Frames, found in a conventional hive, can hold natural comb.
- just run the frames without foundation
- frames can be wired to reinforce the comb
- set them up like a top bar hive beekeeper would setup his top bars
- use some kind of starter strip in each frame
- level the hive
- and let the bees draw out natural comb inside each frame
It’s that simple.
Some poorly drawn comb will be culled. But that’s no different from using foundation. Some bees do a great job drawing out comb. And some don’t.
Existing conventional equipment can be utilized. And conventional management practices can be modified for a natural focus.
Here’s how a couple of beekeepers build and work with foundationless frames:
Running foundationless frames is not a new idea. Charles Martin Simon, a backward beekeeper by his own estimation, sold Super Unfoundation, frames modified with vertical dowels used as comb guides instead of foundation and a starter strip. I don’t think the idea ever caught on. But maybe Super Unfoundation was ahead s time.
And everyone ran foundationless before foundation presses/mills and commercial foundation was manufactured.
Running natural comb frames isn’t the optimum configuration for the bees:
- comb spacing is a fixed width
- box/frame space interferes with a coherent broodnest structure
And the frames are expensive and complex.
There are some advantages when running foundationless frames:
- can use existing equipment
- frames are ready made
- no shop tools are needed
- no comb attachments to cut
- framed comb is more robust
- more familiar arrangement for conventional management/mentoring
- natural comb can be gradually phased into an existing operation
Most self spacing frames are 1 3/8″ wide. That’s a good overall approximation for a hive. But it’s too wide for a natural broodnest. Reducing frame width to 1 1/4″ is a better match. Foundationless frame beekeepers report that straighter comb is drawn with the narrower spacing.
Using a narrower spacing allows 11 frames to fit in a 10 frame brood box.
Honey supers can be run with fewer frames at a wider spacing. It’s common practice to run only 9 of the wider frames is a 10 frame honey super. Foundationless frames can be run the same way.
It’s easy to gradually transition traditional beekeeping equipment:
- stop treating with contaminating mite treatments to keep new comb clean
- gradually insert foundationless frames between drawn comb as part of a normal comb rotation plan
If the old combs aren’t plastic foundation based. And the wood hasn’t been contaminated with miticides or disease. It’s easy to cut the center out of each comb, leaving a small amount of comb attached to the top, side and bottom bars. The bees will use the attached comb as a guide and draw out new natural comb in the center.

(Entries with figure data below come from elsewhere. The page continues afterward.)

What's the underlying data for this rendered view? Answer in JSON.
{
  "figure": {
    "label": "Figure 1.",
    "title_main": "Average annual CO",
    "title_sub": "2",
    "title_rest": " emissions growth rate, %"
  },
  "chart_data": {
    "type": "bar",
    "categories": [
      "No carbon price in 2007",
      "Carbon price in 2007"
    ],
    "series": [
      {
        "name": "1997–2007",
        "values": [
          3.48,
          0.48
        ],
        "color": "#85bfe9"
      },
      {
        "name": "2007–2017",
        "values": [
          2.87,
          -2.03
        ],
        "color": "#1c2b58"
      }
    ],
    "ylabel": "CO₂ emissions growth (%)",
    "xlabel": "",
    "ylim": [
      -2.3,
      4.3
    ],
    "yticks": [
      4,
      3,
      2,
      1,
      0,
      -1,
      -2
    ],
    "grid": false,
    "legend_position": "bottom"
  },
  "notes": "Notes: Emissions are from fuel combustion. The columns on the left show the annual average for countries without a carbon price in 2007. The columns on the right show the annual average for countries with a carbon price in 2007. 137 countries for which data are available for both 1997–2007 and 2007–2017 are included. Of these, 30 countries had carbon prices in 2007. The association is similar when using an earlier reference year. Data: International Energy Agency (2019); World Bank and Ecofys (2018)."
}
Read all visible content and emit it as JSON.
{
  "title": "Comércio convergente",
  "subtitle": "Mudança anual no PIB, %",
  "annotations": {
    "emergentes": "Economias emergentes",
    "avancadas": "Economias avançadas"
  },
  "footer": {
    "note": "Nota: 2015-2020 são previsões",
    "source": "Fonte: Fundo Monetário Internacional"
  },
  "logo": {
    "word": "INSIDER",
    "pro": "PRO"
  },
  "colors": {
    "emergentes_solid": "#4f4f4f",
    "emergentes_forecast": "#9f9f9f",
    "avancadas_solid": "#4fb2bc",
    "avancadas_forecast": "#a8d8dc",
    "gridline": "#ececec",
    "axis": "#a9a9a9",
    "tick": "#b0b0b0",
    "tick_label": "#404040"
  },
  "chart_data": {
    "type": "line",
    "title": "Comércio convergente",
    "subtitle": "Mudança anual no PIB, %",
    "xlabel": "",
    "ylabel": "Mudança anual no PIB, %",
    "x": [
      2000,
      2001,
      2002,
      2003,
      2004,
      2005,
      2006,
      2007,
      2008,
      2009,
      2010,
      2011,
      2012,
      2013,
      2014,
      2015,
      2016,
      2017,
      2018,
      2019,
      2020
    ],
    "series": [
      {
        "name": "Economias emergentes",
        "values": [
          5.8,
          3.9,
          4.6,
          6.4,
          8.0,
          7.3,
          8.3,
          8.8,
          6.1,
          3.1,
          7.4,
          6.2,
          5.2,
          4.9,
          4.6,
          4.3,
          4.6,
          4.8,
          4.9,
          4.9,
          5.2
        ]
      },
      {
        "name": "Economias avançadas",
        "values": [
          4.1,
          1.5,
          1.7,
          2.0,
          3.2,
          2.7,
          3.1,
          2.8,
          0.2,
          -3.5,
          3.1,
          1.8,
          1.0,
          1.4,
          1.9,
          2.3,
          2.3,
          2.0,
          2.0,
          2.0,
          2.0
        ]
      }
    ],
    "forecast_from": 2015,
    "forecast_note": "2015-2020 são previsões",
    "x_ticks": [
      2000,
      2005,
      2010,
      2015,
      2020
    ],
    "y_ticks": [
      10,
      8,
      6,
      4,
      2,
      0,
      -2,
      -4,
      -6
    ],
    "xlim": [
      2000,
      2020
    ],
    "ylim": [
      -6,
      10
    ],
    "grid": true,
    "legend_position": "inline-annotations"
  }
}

It’s easy to run natural comb in a frame based Lang hive. And it’s also just as easy to meddle in them. There’s no end of ways to rotate, shuffle, divide and just generally mess around inside a frame based hive. The illusion is that meddling kills few bees. And since no comb is lost, no damage occurs. But that’s far from the truth. It takes days and sometimes a week or more for a hive to recover if all goes well. In the worst case, a hive can be damaged for the season.
- delays or confounds critical colony decisions
- induces robbing
- aggravates hive defensiveness
- releases hive beetles from their prisons
- some queens panic causing balling and queen loss
- disrupts heat, humidity, odor, hive organization, brood care, and climate control
I’ve learned the hard way that when in doubt, just stay out. A hive’s situation is seldom made worse off when it’s left alone.
Running Them Naturally
There’s no end to the advice given, and management schemes promoted, for meddling inside the broodnest. But I’ve only found a few that work with the bees.
Inserting honey/pollen frames above, beside, or below a broodnest is the most natural and easiest way to feed bees.
Creating an artificial swarm is a great way to take advantage of a hives decision to reproduce. With frames, it’s an easy and quick job.
And if done systematically, splitting can help keep equipment full and the need for requeening at a minimum.
A colony naturally lives from three to five years if everything goes well. Then like all things, it perishes. The comb and cavity are scavenged. And in the process the cavity is cleansed and made ready for new swarm.
Unfortunately, bees in a natural beekeeper’s hives will follow the same cycle resulting in empty equipment.
Requeening invigorates a colony. And can help control temper and other characteristics. But it’s an expensive, intrusive and a risky process that often fails almost as often as it succeeds.
It’s absolutely necessary for optimum colony health. As it mimics the natural cleansing found in a scavenged cavity.
With natural frames comb rotation can be systematic. The age of combs can be tracked. And comb rotation/management can be done when natural comb handling in other types of hives is difficult or impossible.
Checker boarding is the only frame/hive management technique that works with the bees. It uses the management flexibility frames provide. And it doesn’t mess with the broodnest. You can read more about checker boarding here.
Harvesting frame based honey is easier and quicker than with any other hive. Comb reuse is possible. And with a proper rotation plan, comb can be kept free of environmental contaminants.